San Bernardino County, which employed Farook as an environmental health inspector, requires some, but not all, of its workers to install mobile-device management software made by Silicon Valley-based MobileIron Inc on government-issued phones, according to county spokesman David Wert. That software is designed to secure corporate data. It also allows information technology departments to remotely unlock phones, even without assistance of the phone's users or access to the password needed to open the phone and unscramble the data.

“If that particular iPhone was using MobileIron, the county's IT department could unlock it,” MobileIron Vice President Ojas Rege told Reuters.

The problem is that the MobileIron software was not installed on Farook's phone because his department did not use it. “The app was not installed on that device,” Wert said.
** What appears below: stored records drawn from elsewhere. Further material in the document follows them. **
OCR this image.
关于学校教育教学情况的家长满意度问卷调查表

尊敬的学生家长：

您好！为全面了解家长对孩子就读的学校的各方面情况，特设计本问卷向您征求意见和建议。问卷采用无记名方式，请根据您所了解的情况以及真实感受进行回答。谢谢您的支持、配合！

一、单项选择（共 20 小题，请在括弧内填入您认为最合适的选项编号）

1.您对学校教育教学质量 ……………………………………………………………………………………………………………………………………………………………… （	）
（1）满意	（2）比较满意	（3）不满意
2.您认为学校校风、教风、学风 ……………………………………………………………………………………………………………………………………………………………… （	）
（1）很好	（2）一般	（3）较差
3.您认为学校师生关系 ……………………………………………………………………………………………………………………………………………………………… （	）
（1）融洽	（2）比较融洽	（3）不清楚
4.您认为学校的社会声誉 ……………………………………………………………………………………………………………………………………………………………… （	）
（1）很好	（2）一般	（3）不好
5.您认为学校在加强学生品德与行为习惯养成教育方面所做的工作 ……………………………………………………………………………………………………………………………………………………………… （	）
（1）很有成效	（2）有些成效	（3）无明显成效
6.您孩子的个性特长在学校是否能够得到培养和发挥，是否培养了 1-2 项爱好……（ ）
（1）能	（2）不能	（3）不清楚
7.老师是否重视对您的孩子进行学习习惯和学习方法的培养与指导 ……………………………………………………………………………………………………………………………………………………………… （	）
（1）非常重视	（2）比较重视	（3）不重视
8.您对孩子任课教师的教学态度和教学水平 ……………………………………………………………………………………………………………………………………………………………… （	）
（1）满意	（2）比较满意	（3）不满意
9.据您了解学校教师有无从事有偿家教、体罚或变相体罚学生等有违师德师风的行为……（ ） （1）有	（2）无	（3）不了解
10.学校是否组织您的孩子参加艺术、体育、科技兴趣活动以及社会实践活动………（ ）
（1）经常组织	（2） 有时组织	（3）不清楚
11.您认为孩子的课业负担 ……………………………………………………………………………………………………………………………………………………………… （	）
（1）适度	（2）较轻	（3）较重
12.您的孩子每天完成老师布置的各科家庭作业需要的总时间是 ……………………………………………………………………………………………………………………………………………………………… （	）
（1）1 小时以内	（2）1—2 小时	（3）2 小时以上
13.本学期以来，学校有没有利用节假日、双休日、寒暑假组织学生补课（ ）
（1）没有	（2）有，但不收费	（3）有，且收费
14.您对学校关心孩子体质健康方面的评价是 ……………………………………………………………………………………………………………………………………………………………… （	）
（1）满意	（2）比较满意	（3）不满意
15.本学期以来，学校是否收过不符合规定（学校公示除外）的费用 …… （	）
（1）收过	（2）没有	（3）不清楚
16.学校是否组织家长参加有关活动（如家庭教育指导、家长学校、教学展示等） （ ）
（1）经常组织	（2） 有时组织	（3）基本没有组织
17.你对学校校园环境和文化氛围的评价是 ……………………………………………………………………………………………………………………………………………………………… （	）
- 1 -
If it had been, the high stakes legal battle that has pitted Apple and much of the technology industry against the US government could have been avoided altogether. The Department of Justice, in court filings, has said there is no way to get at the data in the phone without Apple engineering a special software solution.

Apple, which is refusing to comply with a judge's order to unlock the phone, could not be reached immediately for comment.

Wert said he did not know why some departments opted out of using the mobile-management software. He said that the county might review the policy after the debacle over accessing Farook's phone.

“I think everybody who is in the business of providing mobile devices to their employees is probably taking a fresh look after these past couple days,” he said.

County Chief Information Officer Jennifer Hilber could not be reached for comment.